- Born: c. 1824 Edinburgh, Scotland
- Died: 29 March 1880 (aged 55-56) Perth, Scotland
- Buried: Wellshill Cemetery, Perth
- Allegiance: United Kingdom
- Branch: British Army
- Rank: Sergeant
- Unit: 42nd Regiment of Foot
- Conflicts: Crimean War Indian Mutiny
- Awards: Victoria Cross

= Alexander Thompson (VC) =

Scottish recipient of the Victoria Cross

Alexander Thompson VC (c. 1824 - 29 March 1880) was a Scottish recipient of the Victoria Cross, the highest and most prestigious award for gallantry in the face of the enemy that can be awarded to British and Commonwealth forces.

==Details==
Thompson was about 34 years old, and a lance-corporal in the 42nd Regiment of Foot (later The Black Watch (Royal Highlanders)), British Army during the Indian Mutiny when the following deed took place for which he was awarded the VC. On 15 April 1858 during the attack on Fort Ruhya, British India, Lance-Corporal Thompson volunteered, with others, including Edward Spence, to assist Captain William Martin Cafe in carrying in the body of a lieutenant from the top of the glacis, in an exposed position under heavy fire.

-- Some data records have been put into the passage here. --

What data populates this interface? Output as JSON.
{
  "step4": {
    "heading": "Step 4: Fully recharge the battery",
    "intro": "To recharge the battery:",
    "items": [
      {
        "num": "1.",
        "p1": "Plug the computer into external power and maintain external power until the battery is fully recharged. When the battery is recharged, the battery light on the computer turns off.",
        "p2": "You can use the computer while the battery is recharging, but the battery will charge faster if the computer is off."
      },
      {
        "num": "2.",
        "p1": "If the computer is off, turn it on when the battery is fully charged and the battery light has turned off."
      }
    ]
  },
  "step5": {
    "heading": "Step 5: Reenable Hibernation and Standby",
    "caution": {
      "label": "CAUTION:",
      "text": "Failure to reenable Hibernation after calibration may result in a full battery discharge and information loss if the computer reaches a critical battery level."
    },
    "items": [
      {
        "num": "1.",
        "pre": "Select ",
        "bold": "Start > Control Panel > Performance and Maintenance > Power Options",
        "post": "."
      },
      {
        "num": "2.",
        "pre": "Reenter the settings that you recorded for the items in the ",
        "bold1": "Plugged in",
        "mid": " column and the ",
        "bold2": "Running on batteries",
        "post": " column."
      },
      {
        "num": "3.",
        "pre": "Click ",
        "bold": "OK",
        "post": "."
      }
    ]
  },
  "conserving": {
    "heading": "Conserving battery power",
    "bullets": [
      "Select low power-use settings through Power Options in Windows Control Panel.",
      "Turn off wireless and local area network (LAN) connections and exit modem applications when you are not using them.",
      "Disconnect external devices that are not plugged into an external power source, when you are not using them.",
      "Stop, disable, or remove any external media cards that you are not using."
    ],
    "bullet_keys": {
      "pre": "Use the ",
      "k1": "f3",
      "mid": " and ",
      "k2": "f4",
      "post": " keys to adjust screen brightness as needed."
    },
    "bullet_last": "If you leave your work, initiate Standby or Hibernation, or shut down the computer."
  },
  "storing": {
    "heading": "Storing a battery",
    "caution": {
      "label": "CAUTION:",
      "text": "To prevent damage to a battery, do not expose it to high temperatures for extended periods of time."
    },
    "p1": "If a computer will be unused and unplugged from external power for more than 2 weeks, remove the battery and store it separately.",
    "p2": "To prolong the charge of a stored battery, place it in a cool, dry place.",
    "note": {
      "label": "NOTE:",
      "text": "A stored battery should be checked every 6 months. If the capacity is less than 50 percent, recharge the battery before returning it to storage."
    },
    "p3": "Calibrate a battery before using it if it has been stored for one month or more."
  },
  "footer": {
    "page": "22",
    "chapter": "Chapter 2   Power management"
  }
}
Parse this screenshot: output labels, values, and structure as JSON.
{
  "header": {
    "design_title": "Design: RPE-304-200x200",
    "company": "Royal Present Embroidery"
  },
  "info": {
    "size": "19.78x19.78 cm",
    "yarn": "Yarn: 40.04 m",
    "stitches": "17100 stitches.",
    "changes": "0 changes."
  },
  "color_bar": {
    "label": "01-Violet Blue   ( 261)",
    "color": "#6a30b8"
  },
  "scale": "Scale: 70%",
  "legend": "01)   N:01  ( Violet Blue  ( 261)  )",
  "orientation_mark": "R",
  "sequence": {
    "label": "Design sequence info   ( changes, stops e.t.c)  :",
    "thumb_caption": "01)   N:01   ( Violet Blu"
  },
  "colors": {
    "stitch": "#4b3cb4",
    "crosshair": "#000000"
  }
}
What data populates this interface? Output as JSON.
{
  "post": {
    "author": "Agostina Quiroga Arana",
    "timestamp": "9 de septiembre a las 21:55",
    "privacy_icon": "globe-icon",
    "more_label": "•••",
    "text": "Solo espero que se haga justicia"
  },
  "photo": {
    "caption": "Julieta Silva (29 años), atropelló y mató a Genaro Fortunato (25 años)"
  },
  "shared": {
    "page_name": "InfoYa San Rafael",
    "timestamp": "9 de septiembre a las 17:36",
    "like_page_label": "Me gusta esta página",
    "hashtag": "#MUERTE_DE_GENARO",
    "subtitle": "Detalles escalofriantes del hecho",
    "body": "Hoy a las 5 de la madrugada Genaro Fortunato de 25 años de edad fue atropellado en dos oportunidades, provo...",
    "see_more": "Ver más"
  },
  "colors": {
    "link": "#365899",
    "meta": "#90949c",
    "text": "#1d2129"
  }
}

His citation read:

For daring gallantry, on the 15th April, 1858, when at the attack of the Fort of Ruhya, in having volunteered to assist Captain Groves, Commanding the 4th Punjab Rifles, in bringing in the body of Lieutenant Willoughby, of that Corps, from the top of the Glacis, in a most exposed situation, under a heavy fire.

==Further information==
Alexander joined the 42nd Regiment (later renamed the Black Watch) in 1842. He served in Malta, Bermuda and later the Crimea where he fought at the battles of Alma, Sevastepol and Balaclava. Following his service in India during the Indian Mutiny he was promoted to the rank of Sergeant. He retired from the army in 1862 and spent his remaining years in Perth until his death in 1880. He was survived by his wife Isabella and 4 children.
He is buried in Wellshill Cemetery in north Perth.
Alexander's eldest son, George became a Church of Scotland minister in the parish of Carnbee Fife.

==The medal==
His Victoria Cross is displayed at the Black Watch Museum, Perth, Scotland.
Also displayed are his campaign medals – Crimea with Alma, Sebastopol and Balaclava clasps; Turkish medal, and Indian Mutiny with Lucknow clasp.